Should somebody type in 500 characters, the package will allocate enough
space to hold them all. But again, you have to deal with the strong
typing:
with Ada.Strings.Unbounded;
use Ada.Strings.Unbounded;
U : Unbounded_String;
U := To_Unbounded_String("Bob");
Text_IO.Put_Line( To_String(U) );
You can dodge some this by using `rename':
function To_U_Str (Source: String) return Unbounded_String
renames Ada.Strings.Unbounded.To_Unbounded_String;
function Reg_Str (Source: Unbounded_String) return String
renames Ada.Strings.Unbounded.To_String;
[...]
U := To_U_Str("Bob");
And I'm not sure how to hit those square on. Ada's something of a niche language, and the design borrows from many other languages, so my list of features from Ada that other languages picked up is not really long. Polymorphism, function overloading, block structure, default parameter values, and so forth all have other parents.
I will note that in Perl, all blocks, such as in an if or while, must have curly braces around them; the C-style syntax that lets you do a one-line block without any markings is illegal in Perl. I don't know if that's inherited from Ada, but it does eliminate the dangling else and the empty loop caused by an incorrect semicolon. Similarly, C++ has default values for formal parameters, but I don't know if it was inherited from Ada, or from somewhere else.
As for features of Ada that other languages should adopt, many of the ones I've mentioned here are probably not useful for other languages. The attributes 'Pred, 'Succ, 'Max, 'Min, and so on would make many simpler languages a lot more complex, and it's not clear that would be much benefit. The strong typing is good for some jobs, but annoying for others.
I definitely think that keyword parameters, where you can give the formal parameter name when you call a function, are a complete win with no downside. It's optional, so it wouldn't break any existing code, and it would make it a lot easier to write code that avoids bugs.
The cleaner syntax for generics (as compared to C++ templates) may not be a language feature, exactly, but it's a drastic and huge improvement.
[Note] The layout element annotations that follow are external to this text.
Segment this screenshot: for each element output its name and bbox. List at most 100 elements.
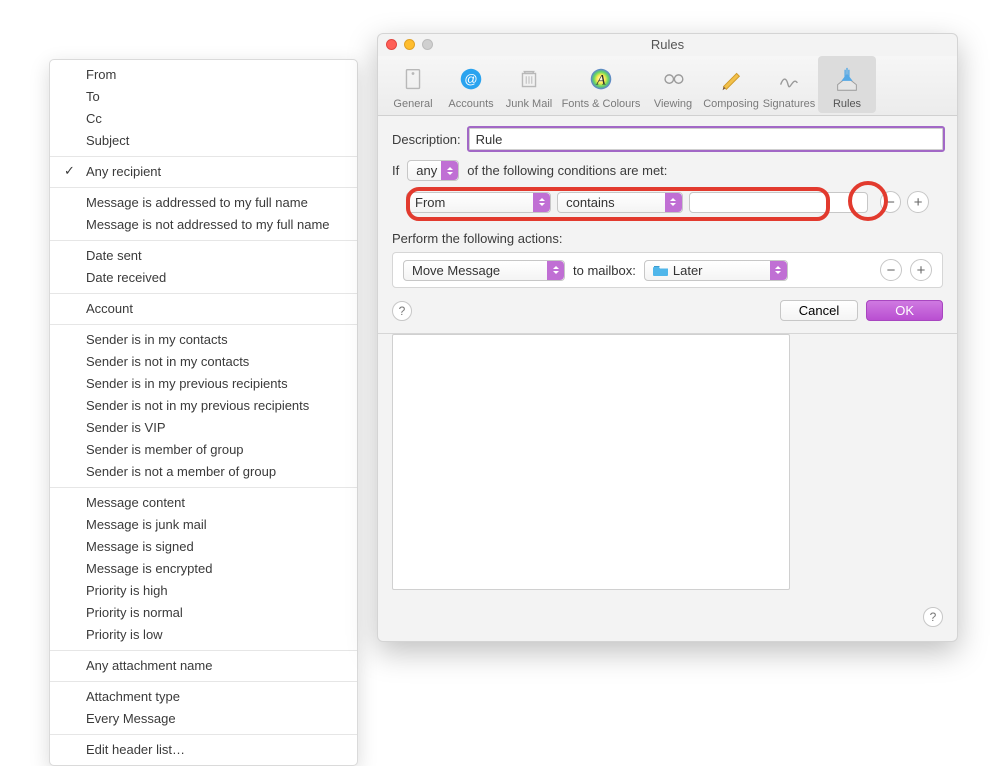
dropdown-item[interactable]: Message is addressed to my full name <box>50 192 357 214</box>
window-title: Rules <box>651 37 684 52</box>
dropdown-item[interactable]: Message is not addressed to my full name <box>50 214 357 236</box>
dropdown-item-label: Message is encrypted <box>86 561 212 576</box>
remove-action-button[interactable]: − <box>880 259 902 281</box>
dropdown-item[interactable]: Date received <box>50 267 357 289</box>
condition-row: From contains − + <box>392 191 943 213</box>
condition-operator-select[interactable]: contains <box>557 192 682 213</box>
signatures-icon <box>774 65 804 95</box>
chevron-up-down-icon <box>665 193 682 212</box>
action-mailbox-select[interactable]: Later <box>644 260 788 281</box>
general-icon <box>398 65 428 95</box>
dropdown-item-label: Account <box>86 301 133 316</box>
condition-field-select[interactable]: From <box>406 192 551 213</box>
chevron-up-down-icon <box>441 161 458 180</box>
cancel-button[interactable]: Cancel <box>780 300 858 321</box>
dropdown-item[interactable]: Account <box>50 298 357 320</box>
dropdown-item[interactable]: Sender is in my contacts <box>50 329 357 351</box>
match-mode-value: any <box>416 163 437 178</box>
dropdown-item[interactable]: Priority is high <box>50 580 357 602</box>
description-input[interactable] <box>469 128 943 150</box>
dropdown-item-label: Message is not addressed to my full name <box>86 217 330 232</box>
dropdown-item[interactable]: Date sent <box>50 245 357 267</box>
rules-preferences-window: Rules General @ Accounts Junk Mail <box>377 33 958 642</box>
dropdown-item-label: Every Message <box>86 711 176 726</box>
dropdown-item[interactable]: Every Message <box>50 708 357 730</box>
help-button-corner[interactable]: ? <box>923 607 943 627</box>
dropdown-item-label: To <box>86 89 100 104</box>
dropdown-item[interactable]: Message is junk mail <box>50 514 357 536</box>
dropdown-item-label: Sender is member of group <box>86 442 244 457</box>
dropdown-item-label: Attachment type <box>86 689 180 704</box>
dropdown-item-label: Sender is not in my previous recipients <box>86 398 309 413</box>
dropdown-item-label: Sender is not a member of group <box>86 464 276 479</box>
rules-list[interactable] <box>392 334 790 590</box>
dropdown-item[interactable]: Priority is normal <box>50 602 357 624</box>
dropdown-item[interactable]: Sender is not in my contacts <box>50 351 357 373</box>
remove-condition-button[interactable]: − <box>880 191 902 213</box>
dropdown-item[interactable]: Attachment type <box>50 686 357 708</box>
dropdown-item-label: Message is addressed to my full name <box>86 195 308 210</box>
tab-label: Composing <box>703 98 759 111</box>
match-mode-select[interactable]: any <box>407 160 459 181</box>
if-tail: of the following conditions are met: <box>467 163 667 178</box>
tab-label: Junk Mail <box>506 98 552 111</box>
condition-field-dropdown[interactable]: From To Cc Subject ✓Any recipient Message is … <box>49 59 358 766</box>
conditions-container: From contains − + <box>392 183 943 221</box>
dropdown-item[interactable]: Sender is VIP <box>50 417 357 439</box>
tab-label: Fonts & Colours <box>562 98 641 111</box>
dropdown-item[interactable]: Sender is not a member of group <box>50 461 357 483</box>
dropdown-item-label: Message is junk mail <box>86 517 207 532</box>
rule-edit-sheet: Description: If any of the following con… <box>378 116 957 334</box>
action-verb-value: Move Message <box>412 263 500 278</box>
dropdown-item[interactable]: ✓Any recipient <box>50 161 357 183</box>
svg-text:@: @ <box>464 72 477 87</box>
dropdown-item[interactable]: Edit header list… <box>50 739 357 761</box>
dropdown-item[interactable]: Message is encrypted <box>50 558 357 580</box>
tab-label: Accounts <box>448 98 493 111</box>
window-maximize-button[interactable] <box>422 39 433 50</box>
tab-signatures[interactable]: Signatures <box>760 56 818 113</box>
junk-mail-icon <box>514 65 544 95</box>
tab-fonts-colours[interactable]: A Fonts & Colours <box>558 56 644 113</box>
fonts-colours-icon: A <box>586 65 616 95</box>
dropdown-item[interactable]: Any attachment name <box>50 655 357 677</box>
dropdown-item[interactable]: Sender is member of group <box>50 439 357 461</box>
dropdown-item-label: Date sent <box>86 248 142 263</box>
viewing-icon <box>658 65 688 95</box>
composing-icon <box>716 65 746 95</box>
dropdown-item[interactable]: Message content <box>50 492 357 514</box>
dropdown-item[interactable]: Priority is low <box>50 624 357 646</box>
ok-button[interactable]: OK <box>866 300 943 321</box>
help-button[interactable]: ? <box>392 301 412 321</box>
dropdown-item[interactable]: To <box>50 86 357 108</box>
tab-junk-mail[interactable]: Junk Mail <box>500 56 558 113</box>
add-action-button[interactable]: + <box>910 259 932 281</box>
tab-composing[interactable]: Composing <box>702 56 760 113</box>
tab-rules[interactable]: Rules <box>818 56 876 113</box>
folder-icon <box>653 264 669 276</box>
condition-field-value: From <box>415 195 445 210</box>
condition-value-input[interactable] <box>689 192 868 213</box>
dropdown-item-label: Any recipient <box>86 164 161 179</box>
traffic-lights <box>386 39 433 50</box>
add-condition-button[interactable]: + <box>907 191 929 213</box>
window-close-button[interactable] <box>386 39 397 50</box>
tab-viewing[interactable]: Viewing <box>644 56 702 113</box>
action-verb-select[interactable]: Move Message <box>403 260 565 281</box>
dropdown-item-label: Cc <box>86 111 102 126</box>
dropdown-item[interactable]: Sender is not in my previous recipients <box>50 395 357 417</box>
dropdown-item-label: Sender is not in my contacts <box>86 354 249 369</box>
tab-accounts[interactable]: @ Accounts <box>442 56 500 113</box>
dropdown-item[interactable]: Subject <box>50 130 357 152</box>
dropdown-item[interactable]: From <box>50 64 357 86</box>
dropdown-item-label: Message is signed <box>86 539 194 554</box>
tab-general[interactable]: General <box>384 56 442 113</box>
window-minimize-button[interactable] <box>404 39 415 50</box>
dropdown-item-label: From <box>86 67 116 82</box>
tab-label: Viewing <box>654 98 692 111</box>
dropdown-item-label: Subject <box>86 133 129 148</box>
dropdown-item[interactable]: Message is signed <box>50 536 357 558</box>
dropdown-item[interactable]: Sender is in my previous recipients <box>50 373 357 395</box>
if-label: If <box>392 163 399 178</box>
dropdown-item[interactable]: Cc <box>50 108 357 130</box>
Also, the use of `in' or `out' keywords to specify which parameters you are going to change and which you aren't is vastly superior to having ampersands do that job. `in' is only one character longer than an ampersand, but its easier to read and not ambiguous. And you can type it without hitting the shift key, so it's the same number of keystrokes.
Array bounds checking is mostly a win; it should probably be the default in every language, with the ability to optionally turn it off for some sections of code. Many well-known security exploits have taken advantage of buffer overruns, and that's just not a decent tradeoff. C was invented before there was an Internet; it's no longer a friendly world for computers compared to the 1960s, and more things should be secure by default. Java does bounds checking; I don't know if that's inherited from Ada, or from some other language, but it's definitely worthwhile.
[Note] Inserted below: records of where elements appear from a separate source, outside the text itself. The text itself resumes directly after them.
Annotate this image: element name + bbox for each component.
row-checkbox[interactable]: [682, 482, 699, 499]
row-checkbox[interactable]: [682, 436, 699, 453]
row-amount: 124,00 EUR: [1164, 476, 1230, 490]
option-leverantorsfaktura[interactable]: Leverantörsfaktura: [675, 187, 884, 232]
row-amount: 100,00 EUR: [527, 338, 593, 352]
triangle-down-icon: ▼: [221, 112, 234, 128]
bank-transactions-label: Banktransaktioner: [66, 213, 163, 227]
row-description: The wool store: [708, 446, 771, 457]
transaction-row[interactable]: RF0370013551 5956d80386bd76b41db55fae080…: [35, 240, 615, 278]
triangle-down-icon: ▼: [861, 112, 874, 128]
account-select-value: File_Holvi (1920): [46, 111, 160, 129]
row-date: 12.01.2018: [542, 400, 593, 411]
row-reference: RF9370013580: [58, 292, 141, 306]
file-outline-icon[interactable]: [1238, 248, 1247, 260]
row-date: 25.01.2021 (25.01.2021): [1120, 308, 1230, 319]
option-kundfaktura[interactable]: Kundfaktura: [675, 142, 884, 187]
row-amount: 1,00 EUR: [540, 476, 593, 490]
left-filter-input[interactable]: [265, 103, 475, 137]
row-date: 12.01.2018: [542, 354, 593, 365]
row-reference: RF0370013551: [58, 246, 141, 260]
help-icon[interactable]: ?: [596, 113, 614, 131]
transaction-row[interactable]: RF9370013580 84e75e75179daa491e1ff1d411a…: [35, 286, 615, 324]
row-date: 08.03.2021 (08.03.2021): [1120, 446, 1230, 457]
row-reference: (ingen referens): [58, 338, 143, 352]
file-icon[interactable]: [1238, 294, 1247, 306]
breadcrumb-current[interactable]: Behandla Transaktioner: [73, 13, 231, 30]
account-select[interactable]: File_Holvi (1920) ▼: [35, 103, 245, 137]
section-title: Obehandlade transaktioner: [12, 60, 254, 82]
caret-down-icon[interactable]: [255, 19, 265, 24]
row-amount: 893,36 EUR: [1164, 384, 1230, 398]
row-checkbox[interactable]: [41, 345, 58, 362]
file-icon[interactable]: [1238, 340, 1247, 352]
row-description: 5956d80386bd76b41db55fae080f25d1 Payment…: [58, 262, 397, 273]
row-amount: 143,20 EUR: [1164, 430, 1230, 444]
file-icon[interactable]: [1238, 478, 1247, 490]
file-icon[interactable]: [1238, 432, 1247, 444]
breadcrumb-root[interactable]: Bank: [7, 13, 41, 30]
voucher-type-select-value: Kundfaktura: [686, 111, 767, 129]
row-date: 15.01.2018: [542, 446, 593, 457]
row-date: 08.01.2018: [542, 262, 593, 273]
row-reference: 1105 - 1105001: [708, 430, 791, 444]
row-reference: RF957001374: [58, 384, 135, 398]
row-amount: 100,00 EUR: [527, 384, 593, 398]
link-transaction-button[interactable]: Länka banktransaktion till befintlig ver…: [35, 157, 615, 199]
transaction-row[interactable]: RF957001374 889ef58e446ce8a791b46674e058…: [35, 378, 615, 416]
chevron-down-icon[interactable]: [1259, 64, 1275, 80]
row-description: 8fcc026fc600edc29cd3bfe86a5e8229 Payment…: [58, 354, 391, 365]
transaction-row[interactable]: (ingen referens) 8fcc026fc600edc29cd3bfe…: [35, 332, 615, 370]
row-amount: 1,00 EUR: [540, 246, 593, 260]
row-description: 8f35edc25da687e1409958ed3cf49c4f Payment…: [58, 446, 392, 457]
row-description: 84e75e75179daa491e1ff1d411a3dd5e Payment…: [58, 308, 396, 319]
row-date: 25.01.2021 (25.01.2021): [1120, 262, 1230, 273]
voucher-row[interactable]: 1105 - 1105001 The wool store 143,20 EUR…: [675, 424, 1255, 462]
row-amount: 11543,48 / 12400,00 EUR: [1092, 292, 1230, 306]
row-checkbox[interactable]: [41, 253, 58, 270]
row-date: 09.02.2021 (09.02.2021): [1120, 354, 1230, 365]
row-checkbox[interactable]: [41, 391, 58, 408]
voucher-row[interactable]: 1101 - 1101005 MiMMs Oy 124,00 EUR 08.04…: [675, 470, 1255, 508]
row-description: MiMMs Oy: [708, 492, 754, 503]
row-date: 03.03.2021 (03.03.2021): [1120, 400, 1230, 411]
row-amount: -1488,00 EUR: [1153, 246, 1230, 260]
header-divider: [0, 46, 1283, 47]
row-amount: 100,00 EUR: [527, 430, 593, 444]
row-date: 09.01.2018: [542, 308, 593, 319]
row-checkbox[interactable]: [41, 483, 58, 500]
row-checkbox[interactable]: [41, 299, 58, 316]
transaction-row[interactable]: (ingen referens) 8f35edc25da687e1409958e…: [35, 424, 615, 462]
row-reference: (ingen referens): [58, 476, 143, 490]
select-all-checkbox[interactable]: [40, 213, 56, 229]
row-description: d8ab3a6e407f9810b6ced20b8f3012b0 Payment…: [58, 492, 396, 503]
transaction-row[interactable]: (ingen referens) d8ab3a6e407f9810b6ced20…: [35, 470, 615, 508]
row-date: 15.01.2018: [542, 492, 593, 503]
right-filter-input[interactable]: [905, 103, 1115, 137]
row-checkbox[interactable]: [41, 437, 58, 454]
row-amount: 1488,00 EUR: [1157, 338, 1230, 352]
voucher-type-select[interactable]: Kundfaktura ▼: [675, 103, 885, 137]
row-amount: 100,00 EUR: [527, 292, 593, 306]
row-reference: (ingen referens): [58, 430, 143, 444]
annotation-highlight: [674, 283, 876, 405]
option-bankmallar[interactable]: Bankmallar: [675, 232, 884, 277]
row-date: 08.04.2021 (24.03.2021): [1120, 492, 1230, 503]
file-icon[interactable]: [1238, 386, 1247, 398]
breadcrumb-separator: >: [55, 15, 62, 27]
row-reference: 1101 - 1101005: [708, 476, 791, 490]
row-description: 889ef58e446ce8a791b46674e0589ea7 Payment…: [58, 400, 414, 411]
The only real problem with Ada isn't a feature, but rather the lack of one: a special string type. The original string handling mechanism in Ada was horrible, and the new improved versions aren't really all that good. New languages which are developed should definitely learn from the Ada string mechanism and make a point of doing things differently.
But when I'm laying in the operating room, and they're putting me on a respirator for surgery, I won't worry too much about whether that respirator has great text-handling features. I'll want to know that it's going to work. And if the respirator was programming in Visual Basic, I might just decide to find myself another hospital.